Bibisahan ka ba? OFWs bite the bullet

DUBAI, United Arab Emirates –  “Napuntahan ko na ang lahat ng ayuda,” said 26-year-old Ma. Alianna Marasigan (real name withheld on request), who lives in Satwa, an older part of the city that has become a working class enclave, with mostly OFW residents.

Marasigan arrived in Dubai last year to look for work, but has decided to go home after failing to secure regular employment and ending up jobless for the past six months.

File photo

“Usually pumipila kami kapag may namimigay ng bigas,” Marasigan said. She has not been able to pay for her bedspace in the past months, too, she said. “Nakikitira na lang po ako. May kumukupkop po sa akin,” she said.

Marasigan said she has managed to get work, but none of her employers have been able to secure an employment visa for her. “Puro exit lang talaga ako,” she said.

Ameenah, another jobless OFW who got pregnant and recently gave birth, on the other hand, is now in a tight fix with her husband over Dh16,600 in hospital bills they have to raise.

The two OFWs are on visit visas.

Exit

By law, visit visa holders need to leave the country once their visa, which has a maximum of three months’ validity, expires. This, so they could apply for a new one while outside the country, usually in neighboring Oman, and extend their stay in the UAE to again try their luck.

They could also opt for a visit visa renewal option that does not require them to exit, considering border conditions as a result of the pandemic, but at higher price range of up to Dh2,500.

Meantime, some job hunters, like Marasigan, lands a job and gets paid, but is not issued employment visa because the employer apparently was not able to apply for it as the law requires, in which case the three-month stay was just used up.

Marasigan said her last job was as administrative staff at a construction company in Ajman, a neighboring city north of Dubai. But the company downsized with the onset of the Covid-19 pandemic in the UAE, and so her work permit was not processed.

Ameenah

Sharing Marasigan’s ordeal is Ameenah, an OFW who has converted to Islam and has taken on a Muslim name. She has ended up taking her chances in the city on a visit visa after resigning from work last year.

Ameenah, as she preferred to be named in this report, and husband, Ahmad, who is from India, are now in a tight fix. The couple needs to raise Dh16,634 to pay off their hospital bills.

Ameenah’s litany of woes started around February this year, she said, when she became jobless. She arrived on May 25, 2017; quit her job on June 6, 2019 at a logistics company in Jebel Ali, southern Dubai; and got herself a visit visa to extend her stay with hope that she could land a new job – but in vain.

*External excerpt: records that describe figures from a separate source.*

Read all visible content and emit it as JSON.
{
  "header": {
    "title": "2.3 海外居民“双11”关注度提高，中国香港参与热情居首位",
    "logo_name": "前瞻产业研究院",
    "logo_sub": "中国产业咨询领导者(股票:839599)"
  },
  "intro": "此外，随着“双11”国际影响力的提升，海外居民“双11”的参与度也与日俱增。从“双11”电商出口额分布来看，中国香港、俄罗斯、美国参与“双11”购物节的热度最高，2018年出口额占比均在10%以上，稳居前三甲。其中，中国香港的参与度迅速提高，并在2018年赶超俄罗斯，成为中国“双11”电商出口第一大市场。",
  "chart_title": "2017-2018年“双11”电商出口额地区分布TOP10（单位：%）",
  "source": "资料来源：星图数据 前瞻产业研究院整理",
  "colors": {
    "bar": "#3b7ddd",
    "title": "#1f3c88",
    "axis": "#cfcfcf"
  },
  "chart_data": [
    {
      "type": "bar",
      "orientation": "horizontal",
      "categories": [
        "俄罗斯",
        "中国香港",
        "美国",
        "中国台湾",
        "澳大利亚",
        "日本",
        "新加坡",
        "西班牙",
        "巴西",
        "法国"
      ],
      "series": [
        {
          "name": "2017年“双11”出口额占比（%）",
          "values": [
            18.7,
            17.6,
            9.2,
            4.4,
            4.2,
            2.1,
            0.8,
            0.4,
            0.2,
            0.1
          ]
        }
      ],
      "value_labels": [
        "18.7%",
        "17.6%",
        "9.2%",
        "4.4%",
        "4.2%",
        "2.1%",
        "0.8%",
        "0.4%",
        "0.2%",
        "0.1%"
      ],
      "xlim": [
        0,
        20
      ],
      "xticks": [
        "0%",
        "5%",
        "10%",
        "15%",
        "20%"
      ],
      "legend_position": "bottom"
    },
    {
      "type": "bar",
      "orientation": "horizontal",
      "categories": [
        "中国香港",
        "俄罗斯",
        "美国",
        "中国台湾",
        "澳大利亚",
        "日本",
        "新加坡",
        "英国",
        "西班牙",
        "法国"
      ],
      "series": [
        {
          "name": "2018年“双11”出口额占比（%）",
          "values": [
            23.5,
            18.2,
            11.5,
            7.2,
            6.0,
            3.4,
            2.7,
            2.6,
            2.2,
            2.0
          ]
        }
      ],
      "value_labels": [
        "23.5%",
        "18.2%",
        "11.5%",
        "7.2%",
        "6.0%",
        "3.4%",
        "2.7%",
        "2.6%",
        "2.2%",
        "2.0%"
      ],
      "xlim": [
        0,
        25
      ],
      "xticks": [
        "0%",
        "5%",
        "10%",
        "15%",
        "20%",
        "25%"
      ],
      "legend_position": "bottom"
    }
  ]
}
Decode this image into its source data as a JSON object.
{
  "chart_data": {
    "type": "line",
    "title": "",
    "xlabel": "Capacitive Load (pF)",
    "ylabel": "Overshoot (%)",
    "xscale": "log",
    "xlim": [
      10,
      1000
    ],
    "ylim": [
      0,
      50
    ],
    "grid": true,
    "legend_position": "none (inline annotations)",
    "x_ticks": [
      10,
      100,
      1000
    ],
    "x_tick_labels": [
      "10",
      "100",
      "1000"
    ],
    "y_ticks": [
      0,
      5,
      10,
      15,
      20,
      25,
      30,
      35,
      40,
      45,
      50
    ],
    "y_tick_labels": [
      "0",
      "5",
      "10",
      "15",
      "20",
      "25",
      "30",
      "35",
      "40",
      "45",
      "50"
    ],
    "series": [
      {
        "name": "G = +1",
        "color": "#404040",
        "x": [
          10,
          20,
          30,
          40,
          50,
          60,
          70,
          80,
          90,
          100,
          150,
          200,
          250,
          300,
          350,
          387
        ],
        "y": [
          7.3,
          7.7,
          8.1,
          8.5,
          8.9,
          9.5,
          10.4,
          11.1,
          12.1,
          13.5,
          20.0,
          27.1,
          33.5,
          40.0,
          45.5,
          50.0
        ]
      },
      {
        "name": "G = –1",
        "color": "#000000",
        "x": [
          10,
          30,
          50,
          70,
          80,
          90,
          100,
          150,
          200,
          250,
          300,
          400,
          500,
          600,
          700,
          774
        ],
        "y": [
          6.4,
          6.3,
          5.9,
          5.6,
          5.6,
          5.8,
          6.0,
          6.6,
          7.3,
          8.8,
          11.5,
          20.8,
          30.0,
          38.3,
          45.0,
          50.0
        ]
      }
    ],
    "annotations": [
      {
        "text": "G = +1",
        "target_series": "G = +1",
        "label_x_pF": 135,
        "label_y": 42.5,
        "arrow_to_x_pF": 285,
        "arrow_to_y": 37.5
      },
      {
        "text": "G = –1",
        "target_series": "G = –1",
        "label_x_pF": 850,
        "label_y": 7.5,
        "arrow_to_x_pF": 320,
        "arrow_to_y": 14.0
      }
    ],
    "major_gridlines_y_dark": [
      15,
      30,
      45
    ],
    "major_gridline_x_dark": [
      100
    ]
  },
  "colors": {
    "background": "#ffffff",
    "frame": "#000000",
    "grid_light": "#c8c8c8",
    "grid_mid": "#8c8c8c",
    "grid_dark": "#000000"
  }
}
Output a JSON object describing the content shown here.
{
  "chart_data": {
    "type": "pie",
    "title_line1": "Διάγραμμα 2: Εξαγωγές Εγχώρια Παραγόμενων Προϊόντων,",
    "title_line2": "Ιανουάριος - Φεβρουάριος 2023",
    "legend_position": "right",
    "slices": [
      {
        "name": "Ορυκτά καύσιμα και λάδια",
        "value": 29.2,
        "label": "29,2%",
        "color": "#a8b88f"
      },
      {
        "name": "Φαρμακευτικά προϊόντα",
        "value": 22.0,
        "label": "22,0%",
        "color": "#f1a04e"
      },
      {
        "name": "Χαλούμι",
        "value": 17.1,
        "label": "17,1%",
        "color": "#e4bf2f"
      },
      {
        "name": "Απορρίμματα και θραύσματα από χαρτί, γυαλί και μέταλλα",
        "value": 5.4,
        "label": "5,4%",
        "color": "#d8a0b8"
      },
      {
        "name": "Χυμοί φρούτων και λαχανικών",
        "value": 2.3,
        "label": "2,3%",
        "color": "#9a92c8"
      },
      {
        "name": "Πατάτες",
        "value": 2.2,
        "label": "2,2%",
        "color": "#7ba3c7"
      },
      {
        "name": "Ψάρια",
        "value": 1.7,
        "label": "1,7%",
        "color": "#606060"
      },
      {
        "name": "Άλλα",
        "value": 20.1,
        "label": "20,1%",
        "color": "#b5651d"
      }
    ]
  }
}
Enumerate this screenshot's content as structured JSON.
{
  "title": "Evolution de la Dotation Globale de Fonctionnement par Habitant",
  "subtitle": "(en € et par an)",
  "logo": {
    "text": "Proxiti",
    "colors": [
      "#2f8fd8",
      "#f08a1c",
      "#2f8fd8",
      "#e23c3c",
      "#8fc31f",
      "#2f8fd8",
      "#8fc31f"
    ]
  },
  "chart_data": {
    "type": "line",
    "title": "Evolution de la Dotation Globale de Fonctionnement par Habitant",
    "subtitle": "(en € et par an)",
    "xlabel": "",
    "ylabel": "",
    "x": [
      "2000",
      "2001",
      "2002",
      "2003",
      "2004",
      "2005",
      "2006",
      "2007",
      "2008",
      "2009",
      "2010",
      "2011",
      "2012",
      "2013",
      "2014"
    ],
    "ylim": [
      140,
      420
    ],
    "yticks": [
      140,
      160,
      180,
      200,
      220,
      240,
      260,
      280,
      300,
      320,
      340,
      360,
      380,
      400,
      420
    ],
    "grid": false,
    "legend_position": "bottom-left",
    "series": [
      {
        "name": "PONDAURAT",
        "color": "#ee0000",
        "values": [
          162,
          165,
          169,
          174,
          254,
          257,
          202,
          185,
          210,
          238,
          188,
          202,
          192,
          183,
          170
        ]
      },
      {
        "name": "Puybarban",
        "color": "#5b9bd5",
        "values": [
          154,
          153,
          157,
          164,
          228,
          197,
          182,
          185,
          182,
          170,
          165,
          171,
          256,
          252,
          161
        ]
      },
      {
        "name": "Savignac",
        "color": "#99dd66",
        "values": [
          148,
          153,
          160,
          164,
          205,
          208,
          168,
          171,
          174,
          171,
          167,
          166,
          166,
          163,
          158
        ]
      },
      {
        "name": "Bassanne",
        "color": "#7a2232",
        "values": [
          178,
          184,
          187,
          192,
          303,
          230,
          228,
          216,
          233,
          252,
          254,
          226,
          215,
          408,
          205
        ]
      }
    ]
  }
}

She got married to Ahmad around January this year.

“Last employer ko na ginamit lang ako was sa isang travel agency.  Tapos, part-time, part-time na lang ako. Madalas pa, ginagamit lang ng employer yung visa ko. Ang malala pa, minsan ay one month ako nagwo-work tapos di nila ako binabayaran,” said Ameenah.

Ameenah, a single mom of two kids when she left the Philippines for the UAE, said she was “ready” to go underground, but fortunately managed to renew her visit visa for the umpteenth time, and try her luck once again at looking for a job especially now that she has a baby to raise. Her husband has also been unemployed for some time and is currently on training for a new job.

Requirements

By law, tourists in the UAE must first secure a residency visa and work permit from their employers before they could start employment.

Penalties including heavy fines of up to Dh50,000 and deportation are imposed on those caught working on a visit visa, who also are blacklisted from re-entering the UAE; companies employing people on visit visas are likewise heavily fined.

Some employers reportedly allow their employees to work even while on visit visas provided papers are already under process with the government for the issuance of the residency visa and work permit.

Holders of residency visas are allowed to bring relatives to the UAE as visit visa holders, who then themselves start looking for jobs.

Concerns on the alleged abuse of the UAE’s visit visa program by jobseekers and some employers have prompted the Philippine Embassy in Abu Dhabi to recently issue a policy directive requiring OFWs sponsoring relatives to the country to at least be earning Dh10,000 a month. This to ensure they could pay for their relative’s stay.

Repatriation

Consul General Paul Raymund Cortes has said the consulate in Dubai has repatriated close to 3,000 Filipinos since the first flight took off in mid-June carrying some 370 OFWs on board Cebu Pacific flight 5J 19. Other subsequent flights were made through the Philippine Airlines.

Consul General Paul Raymund Cortes

The latest repatriations were in two batches, which left Dubai International Airport on Aug. 28 and 31 on board Cebu Pacific flight 5J 19 flying a total of 210 OFWs, said Cortes.

He said that up to 40% of this number were OFWs on visit visas, who, like Marasigan, had tried in vain to look for jobs during their stay and did not anymore have money to renew their visas for another three-month period.

He said his office has been organizing another repatriation flight tentatively scheduled for Sept. 24.